Algerian cosmologist

Nabila Aghanim is an Algerian observational cosmologist whose research concerns the interpretation of the cosmic microwave background and the light it sheds on galaxy formation and evolution, and the structure of galaxy filaments and the warm–hot intergalactic medium. She works in France as a director of research for the French National Centre for Scientific Research (CNRS), associated with the Institut d'astrophysique spatiale at the University of Paris-Saclay.

==Education and career==
Aghanim is originally from Algiers. After completing a Diplôme d'études supérieures in Algeria, at the University of Science and Technology Houari Boumediene, she traveled to France for doctoral research in astrophysics at Paris Diderot University. Her 1996 dissertation, Contribution a l'etude des anisotropies secondaires du fond de rayonnement cosmologique, was directed by Jean-Loup Puget.
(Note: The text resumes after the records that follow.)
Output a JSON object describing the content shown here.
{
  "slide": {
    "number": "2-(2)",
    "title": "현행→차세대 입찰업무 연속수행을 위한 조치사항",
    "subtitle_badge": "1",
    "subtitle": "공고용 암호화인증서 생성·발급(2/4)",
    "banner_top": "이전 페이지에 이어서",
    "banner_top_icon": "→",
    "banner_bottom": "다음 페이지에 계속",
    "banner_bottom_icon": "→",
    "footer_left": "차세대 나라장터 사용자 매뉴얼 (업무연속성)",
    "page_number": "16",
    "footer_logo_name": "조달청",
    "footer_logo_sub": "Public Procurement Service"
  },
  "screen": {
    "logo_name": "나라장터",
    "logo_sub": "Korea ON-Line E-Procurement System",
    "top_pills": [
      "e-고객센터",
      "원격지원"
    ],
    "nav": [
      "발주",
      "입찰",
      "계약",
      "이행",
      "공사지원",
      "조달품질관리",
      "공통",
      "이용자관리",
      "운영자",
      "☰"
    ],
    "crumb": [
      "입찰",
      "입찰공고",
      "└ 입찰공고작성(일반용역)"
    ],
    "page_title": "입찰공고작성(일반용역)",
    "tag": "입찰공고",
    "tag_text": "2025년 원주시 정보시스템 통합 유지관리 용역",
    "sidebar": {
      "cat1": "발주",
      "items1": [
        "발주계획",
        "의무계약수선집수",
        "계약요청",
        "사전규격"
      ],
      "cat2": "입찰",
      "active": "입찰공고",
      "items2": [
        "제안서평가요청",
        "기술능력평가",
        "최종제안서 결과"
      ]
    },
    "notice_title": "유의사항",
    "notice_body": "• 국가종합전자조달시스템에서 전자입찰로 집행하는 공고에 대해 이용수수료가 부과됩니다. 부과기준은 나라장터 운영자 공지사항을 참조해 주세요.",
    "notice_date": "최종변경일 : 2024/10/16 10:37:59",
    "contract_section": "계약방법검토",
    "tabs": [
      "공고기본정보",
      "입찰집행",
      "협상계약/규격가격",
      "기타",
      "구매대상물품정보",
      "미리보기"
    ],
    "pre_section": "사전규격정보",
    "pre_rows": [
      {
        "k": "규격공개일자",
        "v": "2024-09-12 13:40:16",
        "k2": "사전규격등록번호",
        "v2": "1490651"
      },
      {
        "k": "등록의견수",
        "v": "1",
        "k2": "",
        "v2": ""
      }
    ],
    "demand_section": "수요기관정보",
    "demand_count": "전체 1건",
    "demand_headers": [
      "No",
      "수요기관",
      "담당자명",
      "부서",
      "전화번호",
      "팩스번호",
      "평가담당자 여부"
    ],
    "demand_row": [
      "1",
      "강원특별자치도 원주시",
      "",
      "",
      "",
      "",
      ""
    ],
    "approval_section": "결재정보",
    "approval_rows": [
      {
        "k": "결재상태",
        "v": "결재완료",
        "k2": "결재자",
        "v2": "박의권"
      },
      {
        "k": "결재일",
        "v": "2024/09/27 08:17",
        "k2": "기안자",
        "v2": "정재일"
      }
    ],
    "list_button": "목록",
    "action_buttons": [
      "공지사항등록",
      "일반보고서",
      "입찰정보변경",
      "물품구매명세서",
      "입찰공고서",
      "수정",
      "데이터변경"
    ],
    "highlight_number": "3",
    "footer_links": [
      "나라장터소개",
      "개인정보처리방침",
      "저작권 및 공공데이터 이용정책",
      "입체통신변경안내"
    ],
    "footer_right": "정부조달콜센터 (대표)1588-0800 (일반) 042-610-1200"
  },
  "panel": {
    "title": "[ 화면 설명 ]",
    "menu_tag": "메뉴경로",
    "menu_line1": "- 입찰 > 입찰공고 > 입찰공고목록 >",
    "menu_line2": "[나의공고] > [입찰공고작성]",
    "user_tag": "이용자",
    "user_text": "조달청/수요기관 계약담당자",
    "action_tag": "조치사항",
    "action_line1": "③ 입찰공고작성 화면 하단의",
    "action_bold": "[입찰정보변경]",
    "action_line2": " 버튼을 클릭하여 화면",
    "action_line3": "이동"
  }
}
Aghanim's postdoctoral research at the University of California, Berkeley was cut short after six months by difficulty obtaining a visa to stay in the US for longer, because of the Algerian Civil War. Instead, after continuing her research at the National Centre for Space Studies in France, she became a CNRS researcher in 1999. She was promoted to director of research in 2010. In 2016, she was named as the director of the Observatoire des sciences de l'univers of the University of Paris-Saclay.

==Recognition==
Aghanim received the CNRS Bronze Medal in 2005, and the CNRS Silver Medal in 2017. She was the 2022 winner of the Huy Duong Bui grand prize of the French Academy of Sciences.